To do the actual content download, we first do a HTTP OPTIONS on the URL provided by the server. This OPTIONS must return a X-Robust-Download-Min-Protocol
and X-Robust-Download-Max-Protocol
response header that the launcher can use in the future for backwards and forwards compatibility. I am probably overengineering this.
The current “protocol version” is 1.
After this HTTP OPTIONS, the launcher will send a POST request to the same URL. The request contains an X-Robust-Download-Protocol
request header with the current protocol version to allow the server to understand it. In the request body is the full list of files to request, following the protocol down below. The Content-Type
must be application/octet-stream
. The client also again sends Accept-Encoding
to allow for compression of the whole HTTP response body: the server may choose to follow this if it deems the tradeoff worth it.4
The request body is simply a sequence of 32-bit LE 0-indexes into the content manifest, each specifying a blob in the manifest to download.5 Indices must not be requested twice in a single request.
The response body is more complicated and currently follows the following format:
<stream header>:
int32 LE stream header flags field:
bit 0 (pre-compress): if set, stream blobs are individually pre-compressed with ZSTD.
FOR every file in the request body:
<file header>:
int32 LE blob size: Uncompressed size of the file blob
IF pre-compress is set:
int32 LE compressed size: Compressed size of the blob.

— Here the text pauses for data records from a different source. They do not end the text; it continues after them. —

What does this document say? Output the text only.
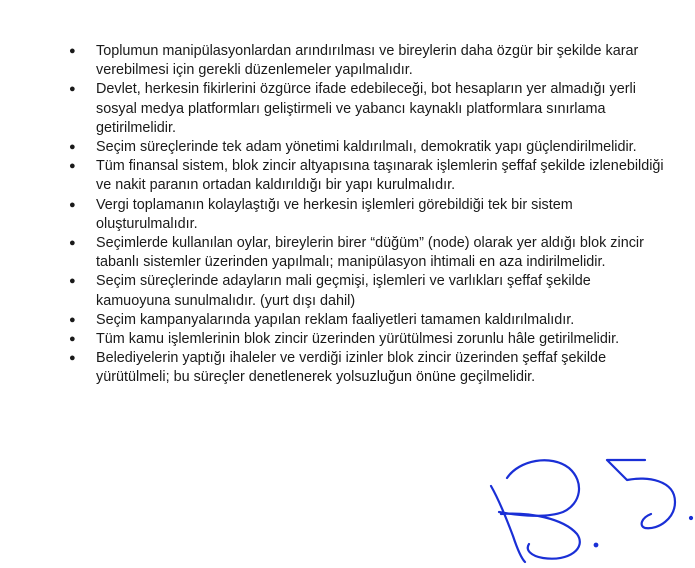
● Toplumun manipülasyonlardan arındırılması ve bireylerin daha özgür bir şekilde karar verebilmesi için gerekli düzenlemeler yapılmalıdır.
● Devlet, herkesin fikirlerini özgürce ifade edebileceği, bot hesapların yer almadığı yerli sosyal medya platformları geliştirmeli ve yabancı kaynaklı platformlara sınırlama getirilmelidir.
● Seçim süreçlerinde tek adam yönetimi kaldırılmalı, demokratik yapı güçlendirilmelidir.
● Tüm finansal sistem, blok zincir altyapısına taşınarak işlemlerin şeffaf şekilde izlenebildiği ve nakit paranın ortadan kaldırıldığı bir yapı kurulmalıdır.
● Vergi toplamanın kolaylaştığı ve herkesin işlemleri görebildiği tek bir sistem oluşturulmalıdır.
● Seçimlerde kullanılan oylar, bireylerin birer “düğüm” (node) olarak yer aldığı blok zincir tabanlı sistemler üzerinden yapılmalı; manipülasyon ihtimali en aza indirilmelidir.
● Seçim süreçlerinde adayların mali geçmişi, işlemleri ve varlıkları şeffaf şekilde kamuoyuna sunulmalıdır. (yurt dışı dahil)
● Seçim kampanyalarında yapılan reklam faaliyetleri tamamen kaldırılmalıdır.
● Tüm kamu işlemlerinin blok zincir üzerinden yürütülmesi zorunlu hâle getirilmelidir.
● Belediyelerin yaptığı ihaleler ve verdiği izinler blok zincir üzerinden şeffaf şekilde yürütülmeli; bu süreçler denetlenerek yolsuzluğun önüne geçilmelidir.
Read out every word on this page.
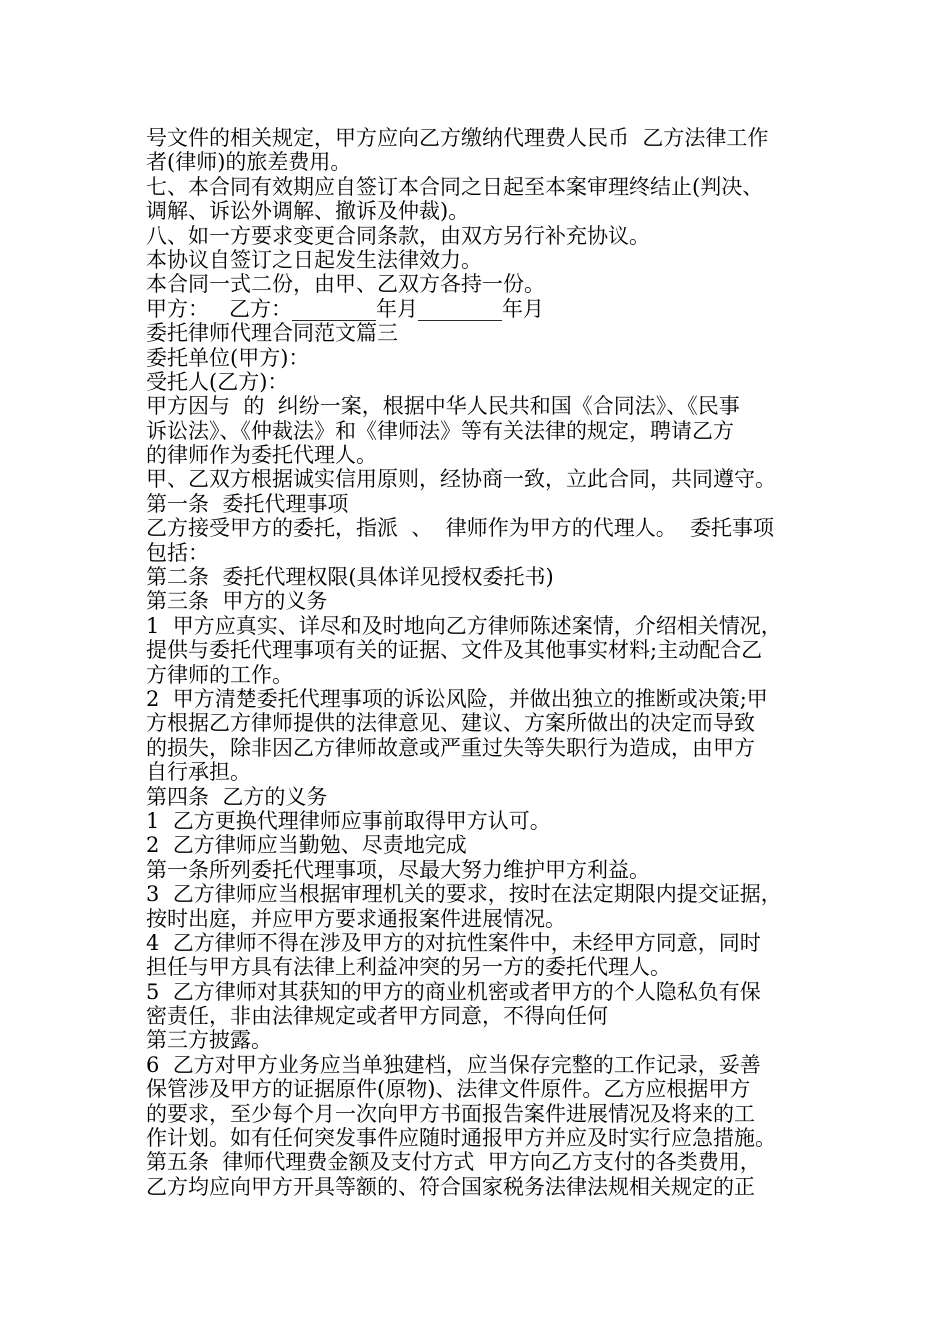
号文件的相关规定，甲方应向乙方缴纳代理费人民币  乙方法律工作
者(律师)的旅差费用。
七、本合同有效期应自签订本合同之日起至本案审理终结止(判决、
调解、诉讼外调解、撤诉及仲裁)。
八、如一方要求变更合同条款，由双方另行补充协议。
本协议自签订之日起发生法律效力。
本合同一式二份，由甲、乙双方各持一份。
甲方：   乙方：________年月________年月
委托律师代理合同范文篇三
委托单位(甲方)：
受托人(乙方)：
甲方因与  的  纠纷一案，根据中华人民共和国《合同法》、《民事
诉讼法》、《仲裁法》和《律师法》等有关法律的规定，聘请乙方
的律师作为委托代理人。
甲、乙双方根据诚实信用原则，经协商一致，立此合同，共同遵守。
第一条  委托代理事项
乙方接受甲方的委托，指派  、  律师作为甲方的代理人。  委托事项
包括：
第二条  委托代理权限(具体详见授权委托书)
第三条  甲方的义务
1  甲方应真实、详尽和及时地向乙方律师陈述案情，介绍相关情况，
提供与委托代理事项有关的证据、文件及其他事实材料;主动配合乙
方律师的工作。
2  甲方清楚委托代理事项的诉讼风险，并做出独立的推断或决策;甲
方根据乙方律师提供的法律意见、建议、方案所做出的决定而导致
的损失，除非因乙方律师故意或严重过失等失职行为造成，由甲方
自行承担。
第四条  乙方的义务
1  乙方更换代理律师应事前取得甲方认可。
2  乙方律师应当勤勉、尽责地完成
第一条所列委托代理事项，尽最大努力维护甲方利益。
3  乙方律师应当根据审理机关的要求，按时在法定期限内提交证据，
按时出庭，并应甲方要求通报案件进展情况。
4  乙方律师不得在涉及甲方的对抗性案件中，未经甲方同意，同时
担任与甲方具有法律上利益冲突的另一方的委托代理人。
5  乙方律师对其获知的甲方的商业机密或者甲方的个人隐私负有保
密责任，非由法律规定或者甲方同意，不得向任何
第三方披露。
6  乙方对甲方业务应当单独建档，应当保存完整的工作记录，妥善
保管涉及甲方的证据原件(原物)、法律文件原件。乙方应根据甲方
的要求，至少每个月一次向甲方书面报告案件进展情况及将来的工
作计划。如有任何突发事件应随时通报甲方并应及时实行应急措施。
第五条  律师代理费金额及支付方式  甲方向乙方支付的各类费用，
乙方均应向甲方开具等额的、符合国家税务法律法规相关规定的正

If zero, the blob is not compressed and the uncompressed size should be used instead.
<file contents>:
N bytes for the file contents, see file header above for size
Look at me being fancy and using RFC-like language. 4: Stream compression reduces bandwidth usage at the cost of increased server and launcher CPU load during transfer. Generally if the server does stream compression, it will not use individual-compressed blobs. Because of this, the blobs will also be stored less compactly in the launcher Content DB once the download is done. 5: These are indexes into the manifest instead of direct raw blob hashes, because hashes would take far too much bandwidth too send.
Binary Format
Zip-based downloads
Zip-based is partially intended to be lower complexity, and is the older update model. The server specifies a zip file and SHA256 hash for it. This hash is checked and compared, and the zip file downloaded if necessary. The local files are loaded from the zip file into the launcher’s content DB.
A manifest hash is automatically generated and stored. This is to provide forwards-compatibility with manifest-based updating methods.
Delta Update Techniques
In-file deltas (diffs): we could use zstd here with its file deltaing support.
Future Ideas
Right now manifests are quite large, even when compressed. A lot of this just comes down to the fact that 32-byte hashes by design are incompressible, and there are tons of files.
A more advanced system might make better use of Merkle Trees to reduce the amount of manifest that would need to be sent. This would make it so small updates to YAML files could be downloads in the single-digit kilobytes instead of 450+ KiB it would currently be, without needing an explicit version-to-version delta system.
Veloren provides their incremental updates by using HTTP range requests on stock CDNs. This is probably less efficient on raw bandwidth but the ability to use plain CDNs cannot be understated, since our system requires an active server. It’s something to explore for the future if we need to scale up perf.